The singer is Hemanta Mukherjee, my favourite Bengali singer. The song begins like Do Re Mi in The Sound of Music. The singer is singing that the sun is about to set and the twilight will create a dream world which will last all night.

The video gets better after the first minute when the camera focuses on Suchitra Sen's face. She looks lovely.

Suchitra Sen and Uttam Kumar created movie magic. Generations of Bengalis adored their films. From the 1950s to the 1970s, they reigned at the box office. Uttam Kumar died of a heart attack on the set of the Bengali film Ogo Bodhu Sundari (Oh Beautiful Bride) in 1980. He was 54.
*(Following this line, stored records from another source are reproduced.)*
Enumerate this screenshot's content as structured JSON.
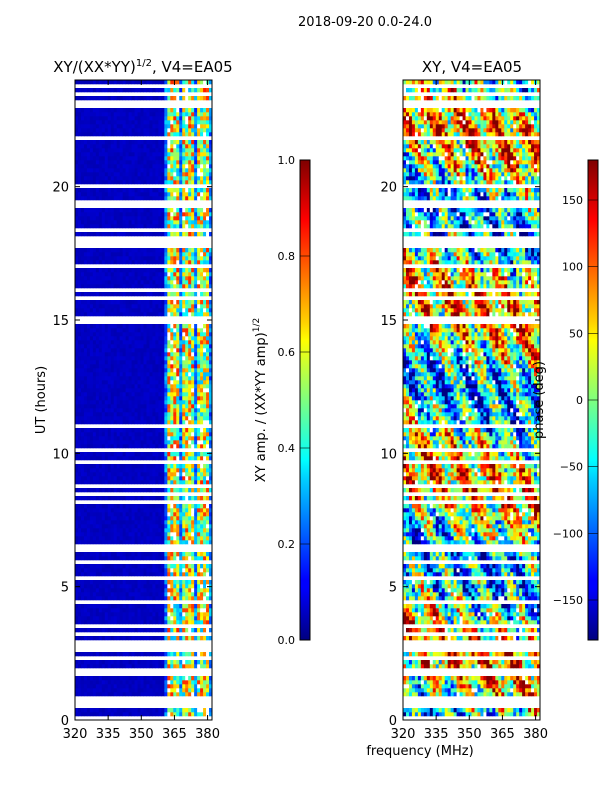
{
  "suptitle": "2018-09-20 0.0-24.0",
  "common_xlabel": "frequency (MHz)",
  "chart_data": [
    {
      "type": "heatmap",
      "title": "XY/(XX*YY)^1/2, V4=EA05",
      "title_main": "XY/(XX*YY)",
      "title_sup": "1/2",
      "title_tail": ", V4=EA05",
      "ylabel": "UT (hours)",
      "xlim": [
        320,
        382
      ],
      "ylim": [
        0,
        24
      ],
      "xticks": [
        "320",
        "335",
        "350",
        "365",
        "380"
      ],
      "xtick_values": [
        320,
        335,
        350,
        365,
        380
      ],
      "yticks": [
        "0",
        "5",
        "10",
        "15",
        "20"
      ],
      "ytick_values": [
        0,
        5,
        10,
        15,
        20
      ],
      "colorbar": {
        "label": "XY amp. / (XX*YY amp)^1/2",
        "label_main": "XY amp. / (XX*YY amp)",
        "label_sup": "1/2",
        "range": [
          0.0,
          1.0
        ],
        "ticks": [
          "0.0",
          "0.2",
          "0.4",
          "0.6",
          "0.8",
          "1.0"
        ],
        "tick_values": [
          0.0,
          0.2,
          0.4,
          0.6,
          0.8,
          1.0
        ]
      }
    },
    {
      "type": "heatmap",
      "title": "XY, V4=EA05",
      "xlim": [
        320,
        382
      ],
      "ylim": [
        0,
        24
      ],
      "xticks": [
        "320",
        "335",
        "350",
        "365",
        "380"
      ],
      "xtick_values": [
        320,
        335,
        350,
        365,
        380
      ],
      "yticks": [
        "0",
        "5",
        "10",
        "15",
        "20"
      ],
      "ytick_values": [
        0,
        5,
        10,
        15,
        20
      ],
      "colorbar": {
        "label": "phase (deg)",
        "range": [
          -180,
          180
        ],
        "ticks": [
          "−150",
          "−100",
          "−50",
          "0",
          "50",
          "100",
          "150"
        ],
        "tick_values": [
          -150,
          -100,
          -50,
          0,
          50,
          100,
          150
        ]
      }
    }
  ]
}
Suchitra Sen last appeared in the Bengali film, Pranay Pasha (Gamble of Love), in 1978, according to Wikipedia.

Era of romance

The romantic films starring Suchitra Sen and Uttam Kumar portray India before globalization, when the country was less prosperous, the idealism perhaps greater, and when marriages seldom ended in divorce.

Jawaharlal Nehru was the Indian prime minister when this film was made in 1958.

The eminent writers and thinkers of today were still in their youth. VS Naipaul had graduated from Oxford and got married to Patricia Hale three years earlier – in 1955. The Nobel Prize winning economist Amartya Sen was still doing his PhD in Cambridge – he received his doctorate in 1959, according to Wikipedia. The Bengali filmmaker, Satyajit Ray, had just started winning international acclaim with his Apu Trilogy since 1955 (he died on April 23, 1992, at the age of 70). It was a different era.

The one book that captures that era is Vikram Seth's novel, A Suitable Boy.

Era of rock 'n' roll

It was also the time of rock 'n' roll. Elvis Presley joined the army. But there were big hits such as Great Balls of Fire by Jerry Lee Lewis and Sweet Little Sixteen by Chuck Berry. Both charted in 1958, according to The Fifties Web.

Perry Como's Catch A Falling Star won the Grammy for best vocal performance by a male artiste in 1958 – the year this film was made. The Kingston Trio won the Grammy for best country and western performance for Tom Dooley. That song was a very big hit in Calcutta (now Kolkata), popular throughout the 60s.